The telephone rang, and the White House operator put through the call. Franklin D. Roosevelt learned that the Japanese had attacked Pearl Harbor, Hawaii, just before 8 a.m. Hawaii time (1 p.m. in Washington).
It was still unclear what the loss was in lives and ships and planes, but it would be high. Hawaii was the home of the Pacific fleet, along with thousands of soldiers and sailors to man them.
Two of Roosevelt’s speechwriters were out of town, so the President summoned his secretary, Grace Tully, to take down dictation as he “drafted” one of the most famous speeches of the 20th century to deliver to Congress the next day.
“Yesterday, December seventh, 1941, a date which will live in world history,” he began, “the United States was simultaneously and deliberately attacked by naval and air forces of the empire of Japan.”
Slowly and carefully, he dictated the rest of the speech, and Tully typed up the first draft for his review.
We know, of course, that when FDR finished his wordsmithing of the speech that the first line, the one best remembered, turned out a little different: “Yesterday, December 7, 1941, a date which will live in infamy, the United States of America was suddenly and deliberately attacked by the naval and air forces of the Empire of Japan.”
Prologue, the Quarterly of the National Archives, takes you through the various drafts of FDR’s so-called “Day of Infamy” speech, with images of pages with his hand-written changes in wording and updates on Japanese attacks on other U.S. installations in the Pacific.
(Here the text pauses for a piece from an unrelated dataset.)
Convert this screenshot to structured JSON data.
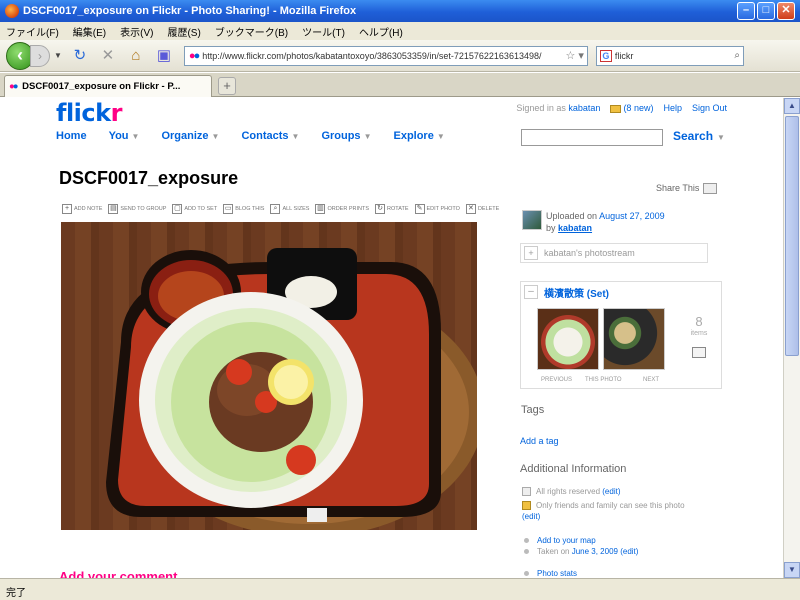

And there’s even a “deity” paragraph inserted by top Presidential assistant Harry Hopkins.
The six-minute speech ended with a request for a declaration of war, which Congress approved within hours.
In “FDR’s ‘Day of Infamy’ Speech: Crafting a Call to Arms,” Prologue shows you pages from all the drafts, as well as the transcribed version of his actual delivery to Congress on December 8, 1941.
And for the record, Roosevelt never used the term “Day of Infamy;” he said “a date which will live in infamy.”